At the CPUC, Phase 4B of the reopened Pipeline Biomethane proceeding (R.13-02-008) is considering expanding renewable hydrogen in California by establishing standards and interconnection protocols for injecting renewable hydrogen into natural gas pipelines. Parties were recently invited to comment on a UC Riverside Study assessing the operational and safety concerns associated with injecting hydrogen into the existing natural gas pipeline system at various percentages. The Administrative Law Judge explicitly instructed parties to comment only on steps necessary to establish a safe level of hydrogen injection, not on hydrogen procurement. A decision on this issue should be forthcoming from the CPUC within the next several months.

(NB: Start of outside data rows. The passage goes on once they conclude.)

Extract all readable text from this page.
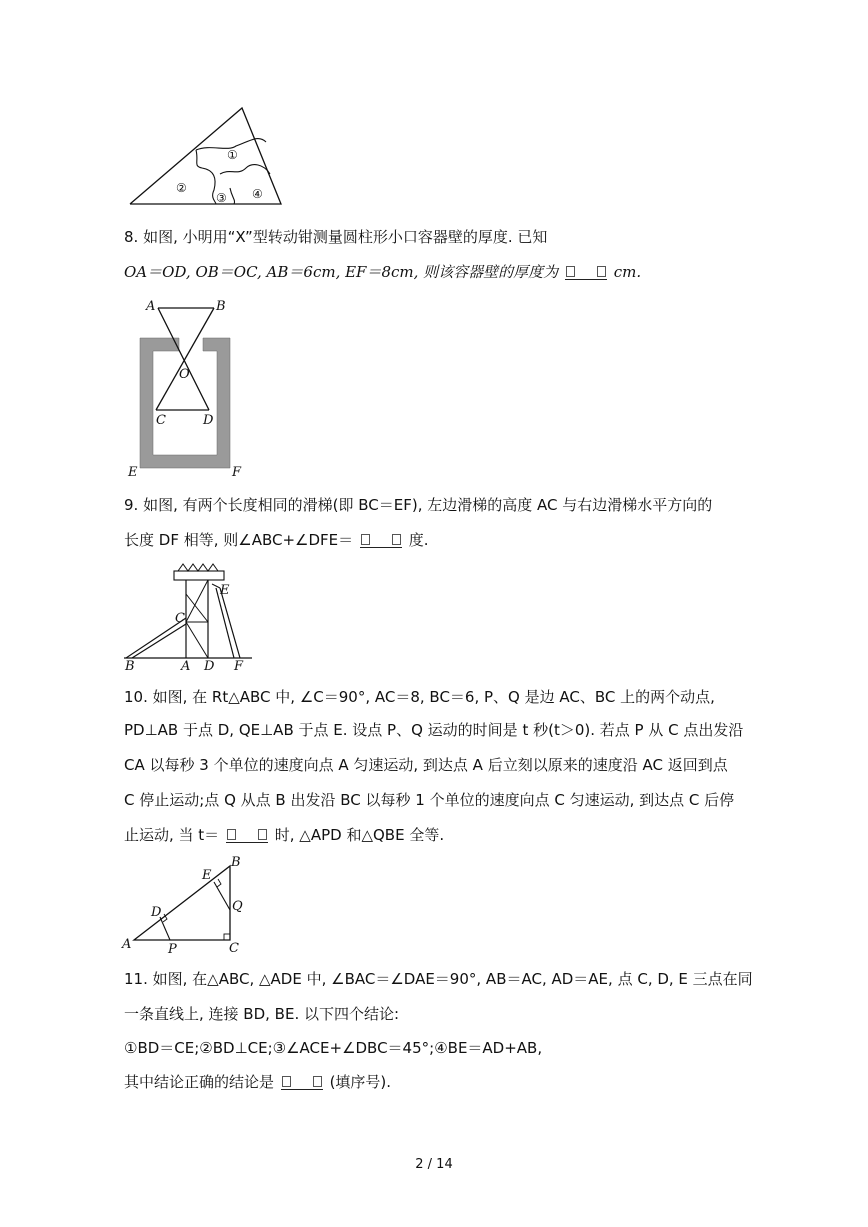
①
②
③ ④
8. 如图, 小明用“X”型转动钳测量圆柱形小口容器壁的厚度. 已知
OA＝OD, OB＝OC, AB＝6cm, EF＝8cm, 则该容器壁的厚度为	cm.
A	B
O
C	D
E	F
9. 如图, 有两个长度相同的滑梯(即 BC＝EF), 左边滑梯的高度 AC 与右边滑梯水平方向的
长度 DF 相等, 则∠ABC+∠DFE＝	度.
B	A
C
D
E
F
10. 如图, 在 Rt△ABC 中, ∠C＝90°, AC＝8, BC＝6, P、Q 是边 AC、BC 上的两个动点,
PD⊥AB 于点 D, QE⊥AB 于点 E. 设点 P、Q 运动的时间是 t 秒(t＞0). 若点 P 从 C 点出发沿
CA 以每秒 3 个单位的速度向点 A 匀速运动, 到达点 A 后立刻以原来的速度沿 AC 返回到点
C 停止运动;点 Q 从点 B 出发沿 BC 以每秒 1 个单位的速度向点 C 匀速运动, 到达点 C 后停
止运动, 当 t＝	时, △APD 和△QBE 全等.
A
B
C
D
E
P
Q
11. 如图, 在△ABC, △ADE 中, ∠BAC＝∠DAE＝90°, AB＝AC, AD＝AE, 点 C, D, E 三点在同
一条直线上, 连接 BD, BE. 以下四个结论:
①BD＝CE;②BD⊥CE;③∠ACE+∠DBC＝45°;④BE＝AD+AB,
其中结论正确的结论是	(填序号).
2 / 14
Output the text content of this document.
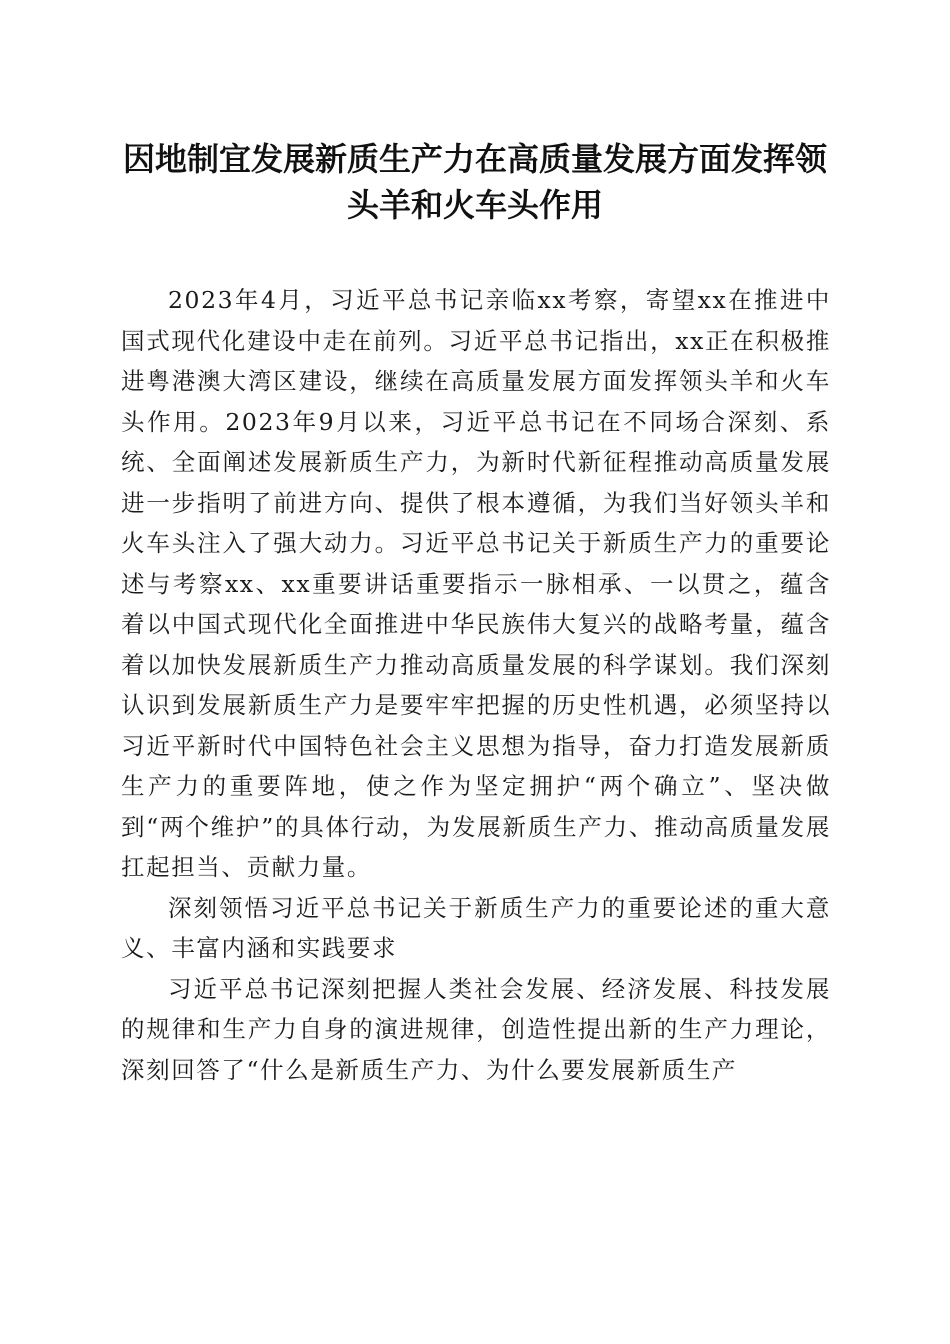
因地制宜发展新质生产力在高质量发展方面发挥领头羊和火车头作用

2023年4月，习近平总书记亲临xx考察，寄望xx在推进中国式现代化建设中走在前列。习近平总书记指出，xx正在积极推进粤港澳大湾区建设，继续在高质量发展方面发挥领头羊和火车头作用。2023年9月以来，习近平总书记在不同场合深刻、系统、全面阐述发展新质生产力，为新时代新征程推动高质量发展进一步指明了前进方向、提供了根本遵循，为我们当好领头羊和火车头注入了强大动力。习近平总书记关于新质生产力的重要论述与考察xx、xx重要讲话重要指示一脉相承、一以贯之，蕴含着以中国式现代化全面推进中华民族伟大复兴的战略考量，蕴含着以加快发展新质生产力推动高质量发展的科学谋划。我们深刻认识到发展新质生产力是要牢牢把握的历史性机遇，必须坚持以习近平新时代中国特色社会主义思想为指导，奋力打造发展新质生产力的重要阵地，使之作为坚定拥护“两个确立”、坚决做到“两个维护”的具体行动，为发展新质生产力、推动高质量发展扛起担当、贡献力量。

深刻领悟习近平总书记关于新质生产力的重要论述的重大意义、丰富内涵和实践要求

习近平总书记深刻把握人类社会发展、经济发展、科技发展的规律和生产力自身的演进规律，创造性提出新的生产力理论，深刻回答了“什么是新质生产力、为什么要发展新质生产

Also, Several of the state’s major gas utilities, Southern California Gas Company, San Diego Gas & Electric Company, And Southwest Gas Corporation (the “Joint Utilities”) recently filed an Application at the CPUC seeking approval to establish hydrogen blending demonstration projects “to help inform establishing a future systemwide hydrogen injection standard that allows for significantly higher percentages.” The submission of this Application will open a ratesetting proceeding at the CPUC, which will need to be resolved within 18 months.